Developers can use an API key with their language of choice to make a read-only request of entities stored on Google’s Knowledge Graph. The below code fetches the second linked entity to Lance Armstrong which happens to be his doping case (event).
6)The Commonsense Knowledge Graph: This is taking knowledge graphs to a deeper and contextual level. Mark Riedl views commonsense knowledge as the set of social and culturally shared beliefs about how the world functions. Wikipedia conceives of commonsense reasoning as the assumptions about the physical properties (folk physics) and intentions (folk psychology) of objects and people. ConceptNet is one of the leading common sense knowledge bases that emerged from a crowdsourcing project known as Open Mind Common Sense. Commonsense Knowledge Graphs are important in improving query understanding in search engines and dialogue systems.
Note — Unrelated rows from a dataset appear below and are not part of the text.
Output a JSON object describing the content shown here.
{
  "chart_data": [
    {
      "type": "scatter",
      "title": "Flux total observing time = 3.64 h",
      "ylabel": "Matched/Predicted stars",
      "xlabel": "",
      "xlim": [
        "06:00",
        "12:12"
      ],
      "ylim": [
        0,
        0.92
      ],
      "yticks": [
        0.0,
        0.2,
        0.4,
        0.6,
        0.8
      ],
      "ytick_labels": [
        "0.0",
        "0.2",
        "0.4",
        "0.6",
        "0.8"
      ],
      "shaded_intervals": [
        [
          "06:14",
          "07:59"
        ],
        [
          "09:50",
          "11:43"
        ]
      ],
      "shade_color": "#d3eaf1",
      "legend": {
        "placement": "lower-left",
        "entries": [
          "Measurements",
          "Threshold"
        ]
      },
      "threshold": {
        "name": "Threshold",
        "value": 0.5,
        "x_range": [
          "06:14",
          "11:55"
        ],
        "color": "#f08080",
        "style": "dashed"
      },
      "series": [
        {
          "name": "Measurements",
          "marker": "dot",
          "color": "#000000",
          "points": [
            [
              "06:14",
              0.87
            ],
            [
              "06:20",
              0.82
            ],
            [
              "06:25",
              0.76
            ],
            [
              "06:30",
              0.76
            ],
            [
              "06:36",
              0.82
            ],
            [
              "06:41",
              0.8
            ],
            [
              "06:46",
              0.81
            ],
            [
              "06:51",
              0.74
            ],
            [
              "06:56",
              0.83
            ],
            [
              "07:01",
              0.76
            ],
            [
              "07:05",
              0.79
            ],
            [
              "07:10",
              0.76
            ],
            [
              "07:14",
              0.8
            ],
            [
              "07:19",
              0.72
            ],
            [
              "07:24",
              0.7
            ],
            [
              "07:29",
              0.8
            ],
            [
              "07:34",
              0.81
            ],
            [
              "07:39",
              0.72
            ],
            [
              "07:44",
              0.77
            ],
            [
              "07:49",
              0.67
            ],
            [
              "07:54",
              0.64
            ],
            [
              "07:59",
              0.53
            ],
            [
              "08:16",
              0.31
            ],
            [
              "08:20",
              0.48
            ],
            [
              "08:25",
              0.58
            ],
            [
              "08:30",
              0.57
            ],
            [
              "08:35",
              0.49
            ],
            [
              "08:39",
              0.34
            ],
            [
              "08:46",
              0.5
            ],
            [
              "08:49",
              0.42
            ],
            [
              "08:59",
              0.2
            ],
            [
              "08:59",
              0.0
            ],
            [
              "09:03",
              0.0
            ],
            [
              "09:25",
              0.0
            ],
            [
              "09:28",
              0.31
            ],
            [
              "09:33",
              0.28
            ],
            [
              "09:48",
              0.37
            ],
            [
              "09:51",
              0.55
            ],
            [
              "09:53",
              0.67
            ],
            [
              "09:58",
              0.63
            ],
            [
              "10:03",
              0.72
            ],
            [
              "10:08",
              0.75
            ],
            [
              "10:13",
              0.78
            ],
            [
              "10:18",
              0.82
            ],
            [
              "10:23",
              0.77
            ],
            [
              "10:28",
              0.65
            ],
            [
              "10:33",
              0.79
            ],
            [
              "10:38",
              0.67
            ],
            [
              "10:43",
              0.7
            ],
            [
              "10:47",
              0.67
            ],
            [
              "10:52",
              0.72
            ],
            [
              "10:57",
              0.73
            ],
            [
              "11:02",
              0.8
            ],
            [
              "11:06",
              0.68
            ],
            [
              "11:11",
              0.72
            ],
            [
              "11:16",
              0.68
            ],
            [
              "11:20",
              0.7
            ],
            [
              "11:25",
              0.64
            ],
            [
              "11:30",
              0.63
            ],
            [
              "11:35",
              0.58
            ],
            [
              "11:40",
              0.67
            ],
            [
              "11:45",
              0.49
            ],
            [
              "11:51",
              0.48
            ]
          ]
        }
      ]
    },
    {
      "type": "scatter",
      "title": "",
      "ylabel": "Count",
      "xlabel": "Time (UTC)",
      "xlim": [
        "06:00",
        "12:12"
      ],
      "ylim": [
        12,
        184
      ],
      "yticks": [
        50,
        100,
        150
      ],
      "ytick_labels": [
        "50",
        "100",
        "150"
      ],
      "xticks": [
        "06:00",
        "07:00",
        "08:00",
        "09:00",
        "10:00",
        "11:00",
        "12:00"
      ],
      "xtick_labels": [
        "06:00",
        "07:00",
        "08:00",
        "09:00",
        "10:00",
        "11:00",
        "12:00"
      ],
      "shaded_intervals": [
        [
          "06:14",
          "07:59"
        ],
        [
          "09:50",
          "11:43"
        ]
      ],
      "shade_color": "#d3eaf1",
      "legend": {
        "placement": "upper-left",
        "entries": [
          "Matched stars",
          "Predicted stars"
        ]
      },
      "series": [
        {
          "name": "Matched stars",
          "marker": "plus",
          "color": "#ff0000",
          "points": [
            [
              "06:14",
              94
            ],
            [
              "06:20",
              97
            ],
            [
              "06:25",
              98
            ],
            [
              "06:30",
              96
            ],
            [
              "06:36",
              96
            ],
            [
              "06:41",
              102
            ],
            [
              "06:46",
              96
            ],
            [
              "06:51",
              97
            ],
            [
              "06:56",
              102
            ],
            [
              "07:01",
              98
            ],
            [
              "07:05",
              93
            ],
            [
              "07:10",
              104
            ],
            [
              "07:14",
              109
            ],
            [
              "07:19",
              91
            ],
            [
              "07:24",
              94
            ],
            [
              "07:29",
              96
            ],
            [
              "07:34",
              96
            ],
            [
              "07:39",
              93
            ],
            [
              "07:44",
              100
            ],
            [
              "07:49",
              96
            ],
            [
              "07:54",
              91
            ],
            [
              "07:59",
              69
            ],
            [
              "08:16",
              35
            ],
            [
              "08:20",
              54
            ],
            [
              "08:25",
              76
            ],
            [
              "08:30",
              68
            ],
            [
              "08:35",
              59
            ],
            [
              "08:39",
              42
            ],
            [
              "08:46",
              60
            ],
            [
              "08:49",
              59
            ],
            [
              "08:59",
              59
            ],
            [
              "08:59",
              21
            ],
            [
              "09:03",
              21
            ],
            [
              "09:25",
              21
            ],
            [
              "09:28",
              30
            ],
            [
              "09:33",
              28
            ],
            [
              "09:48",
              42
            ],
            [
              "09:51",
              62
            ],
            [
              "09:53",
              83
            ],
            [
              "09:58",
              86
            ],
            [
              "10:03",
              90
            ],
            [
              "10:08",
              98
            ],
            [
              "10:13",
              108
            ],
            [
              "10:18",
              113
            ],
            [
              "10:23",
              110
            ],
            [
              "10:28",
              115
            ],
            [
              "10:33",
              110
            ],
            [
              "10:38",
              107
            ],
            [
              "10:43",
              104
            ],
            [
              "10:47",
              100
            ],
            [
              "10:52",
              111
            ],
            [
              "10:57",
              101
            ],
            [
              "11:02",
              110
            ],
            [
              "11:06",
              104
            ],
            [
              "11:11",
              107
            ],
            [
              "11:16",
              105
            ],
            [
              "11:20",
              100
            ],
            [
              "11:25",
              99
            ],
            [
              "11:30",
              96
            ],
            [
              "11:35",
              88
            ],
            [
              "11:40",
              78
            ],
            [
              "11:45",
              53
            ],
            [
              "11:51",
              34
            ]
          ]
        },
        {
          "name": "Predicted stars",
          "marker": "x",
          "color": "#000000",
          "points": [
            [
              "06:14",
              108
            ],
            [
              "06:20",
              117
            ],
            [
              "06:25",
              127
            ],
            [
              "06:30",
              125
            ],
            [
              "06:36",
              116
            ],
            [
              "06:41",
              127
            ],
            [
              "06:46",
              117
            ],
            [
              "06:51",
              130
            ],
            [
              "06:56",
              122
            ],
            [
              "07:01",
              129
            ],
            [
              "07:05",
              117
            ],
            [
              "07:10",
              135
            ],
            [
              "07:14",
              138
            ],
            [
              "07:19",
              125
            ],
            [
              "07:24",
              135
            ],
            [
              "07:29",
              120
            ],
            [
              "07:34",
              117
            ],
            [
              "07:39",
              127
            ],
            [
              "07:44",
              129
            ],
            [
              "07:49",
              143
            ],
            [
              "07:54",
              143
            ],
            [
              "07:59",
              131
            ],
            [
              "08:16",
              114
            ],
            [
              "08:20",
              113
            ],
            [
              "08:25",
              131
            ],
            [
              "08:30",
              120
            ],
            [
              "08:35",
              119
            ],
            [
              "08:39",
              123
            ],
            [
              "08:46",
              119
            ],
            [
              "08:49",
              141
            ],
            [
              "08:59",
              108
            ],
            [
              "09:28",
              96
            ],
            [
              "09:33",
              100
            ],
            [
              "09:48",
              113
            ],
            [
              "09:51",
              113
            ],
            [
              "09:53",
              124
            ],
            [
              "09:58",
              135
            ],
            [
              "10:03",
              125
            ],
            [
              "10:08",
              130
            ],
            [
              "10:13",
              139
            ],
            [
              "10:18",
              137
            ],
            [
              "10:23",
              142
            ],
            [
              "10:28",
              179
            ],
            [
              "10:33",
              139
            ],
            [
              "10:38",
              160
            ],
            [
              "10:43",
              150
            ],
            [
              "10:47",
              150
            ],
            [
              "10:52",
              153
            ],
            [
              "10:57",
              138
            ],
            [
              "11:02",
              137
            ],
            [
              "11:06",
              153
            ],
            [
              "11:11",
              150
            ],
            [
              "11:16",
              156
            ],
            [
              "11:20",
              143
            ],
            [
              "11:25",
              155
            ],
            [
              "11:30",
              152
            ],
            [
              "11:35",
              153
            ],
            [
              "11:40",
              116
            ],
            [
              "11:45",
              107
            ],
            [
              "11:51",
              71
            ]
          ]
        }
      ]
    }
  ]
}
7) Intent Graph: This is one of the five graphs shared in the Gartner research. Gartner states Intent graph focuses on reasoning and motivation. In the field of digital marketing, user intents from search queries have been categorised into informational, navigational and transactional. While Google’s market research and insights project classified these intents into four: i-want-to-know, I-want-to-do, I-want-to-go and I-want-to-buy. I believe these classifications are a means to an end and not necessarily the intent. Example, if a user types the query ‘£20 Gyms memberships in London.’ Based on conventional classifications, this query would be viewed as a transactional or I-want-to-buy intent. I think the main intent could be losing weight to feel healthy and save for the mortgage. The motivation behind queries should be the main or higher-order intent. This type of graph will depend on other types of graphs such as narrative, interest, social and consumption graphs. A lot of the other types of graph exist in walled gardens controlled by large tech corporations. Narratives could be the easiest way to gauge or predict the range of intents behind user queries.
8) Narrative Graph: I have come up with this type of graph due to the increasing influence of narratives such as books, Netflix series, newspaper articles, podcasts and audiobooks on our beliefs and motivation for purchasing things or visiting places. Narratives can be useful in helping us better understand the intent and commonsense knowledge graphs.
The above are the different types of graphs that can be utilised by a company to provide a richer and more personalised online experience for users.